Os artigos 1º, 3º e 5º da Constituição Federal de 1988 prescrevem como fundamento do Estado brasileiro a dignidade da pessoa humana e, como objetivos, a erradicação da pobreza e da marginalização e a redução das desigualdades sociais, além da promoção do bem-estar de todos sem preconceitos de qualquer natureza.

Apesar disso, a realidade das pessoas em situação de rua é bem diferente: elas são alvo de violências, como chacinas e extermínios, espancamentos, retirada dos pertences, são impedidas diariamente de acessar os serviços e espaços públicos, entre outras ações de cunho higienista, como a expulsão das regiões centrais da cidade.

O preconceito e a discriminação em relação à população em situação de rua têm relação com a ideia de que o indivíduo é inteiramente responsável por sua condição de vida precária. É preciso compreender que, assim como qualquer cidadão, a pessoa em situação de rua é sujeita de direitos e deveres, mas que, por viver em condições extremas de miséria, abaixo da linha da pobreza, tem seus direitos sistematicamente ignorados pela sociedade e pelo poder público.

Prefeito, cadê a promoção da saúde destas pessoas? O que falta fazer para escancarar as portas dos serviços de saúde e acolher com dignidade essa população? Mulheres trans e travestis vivendo com HIV e em situação de rua ainda morrem em decorrência da aids na cidade, são mortes evitáveis. Os serviços estão abandonando essas pessoas. Não adianta dar medicamento quando não há o que comer, não há onde morar.

Falando em aids, cadê a política de redução de danos? Jamais acabaremos com a aids e a tuberculose enquanto problema de saúde pública sem um olhar atento e solidário as pessoas em situação de rua.

A redução de danos - uma abordagem ao fenômeno das drogas que visa minimizar danos sociais e à saúde associados ao uso de substâncias psicoativas - e a medicina precisam estar centradas na pessoa como parte fundamental de um cuidado integral e respeitoso a vida e ao contexto social das pessoas em situação de rua.
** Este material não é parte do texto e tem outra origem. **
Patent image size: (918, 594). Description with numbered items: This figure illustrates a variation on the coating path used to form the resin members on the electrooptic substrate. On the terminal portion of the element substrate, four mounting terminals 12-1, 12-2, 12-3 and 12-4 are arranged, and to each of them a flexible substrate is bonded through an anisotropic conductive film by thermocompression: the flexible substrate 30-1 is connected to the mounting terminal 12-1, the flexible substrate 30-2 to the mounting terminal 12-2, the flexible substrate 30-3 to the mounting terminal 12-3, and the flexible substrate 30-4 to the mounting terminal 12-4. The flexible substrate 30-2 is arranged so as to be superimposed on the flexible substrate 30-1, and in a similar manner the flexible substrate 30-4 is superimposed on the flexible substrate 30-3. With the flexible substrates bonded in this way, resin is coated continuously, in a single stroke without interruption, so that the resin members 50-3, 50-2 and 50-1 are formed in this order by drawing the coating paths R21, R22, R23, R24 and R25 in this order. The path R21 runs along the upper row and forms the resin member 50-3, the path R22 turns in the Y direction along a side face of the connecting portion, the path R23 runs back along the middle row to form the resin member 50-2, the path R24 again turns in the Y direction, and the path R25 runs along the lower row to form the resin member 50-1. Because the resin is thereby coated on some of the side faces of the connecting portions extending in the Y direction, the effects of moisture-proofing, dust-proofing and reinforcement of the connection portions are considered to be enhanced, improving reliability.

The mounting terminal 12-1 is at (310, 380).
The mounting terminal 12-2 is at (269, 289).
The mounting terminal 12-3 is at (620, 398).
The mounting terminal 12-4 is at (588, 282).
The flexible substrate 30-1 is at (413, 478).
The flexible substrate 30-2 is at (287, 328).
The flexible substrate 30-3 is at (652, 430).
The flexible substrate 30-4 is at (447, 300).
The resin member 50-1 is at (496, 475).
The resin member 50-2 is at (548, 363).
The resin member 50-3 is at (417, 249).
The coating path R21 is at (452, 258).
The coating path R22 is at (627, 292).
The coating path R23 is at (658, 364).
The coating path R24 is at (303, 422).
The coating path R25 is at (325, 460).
A redução de danos compreende um olhar singular sobre o contexto do sujeito.

A atuação em redução de danos, hoje, tem uma perspectiva ampla, de promoção de direitos individuais e sociais de usuários e usuárias de drogas. Atua na perspectiva transdisciplinar de saúde, cultura, educação, assistência social, trabalho e renda, visando a garantia do cuidado e dos direitos.

Neste Dia Mundial de Luta Contra Aids, aproveitamos para mandar um recado também ao governo Federal. Ministra Nísia Trindade e presidente Lula, já passou da hora de incorporarmos de fato novas medicações contra a aids no SUS. Temos certeza de que o medicamento de longa duração, aplicado a cada dois meses, faria diferença na vida das pessoas vivendo com HIV, em especial, das pessoas em situação de rua. Temos que inserir a prevenção combinada também no contexto das pessoas em situação de rua.

Dezembro Vermelho sem luta, não é dezembro. Fica aqui a nossa indignação com a falta de políticas públicas, o nosso reconhecimento ao que tem sido feito em São Paulo e o nosso compromisso de seguirmos, todos juntos, na luta contra aids, a favor dos direitos humanos e das minorias.

Parafraseando o atual Ministro dos Direitos Humanos, Silvio Almeida, a população em situação de rua existe e é preciosa para nós.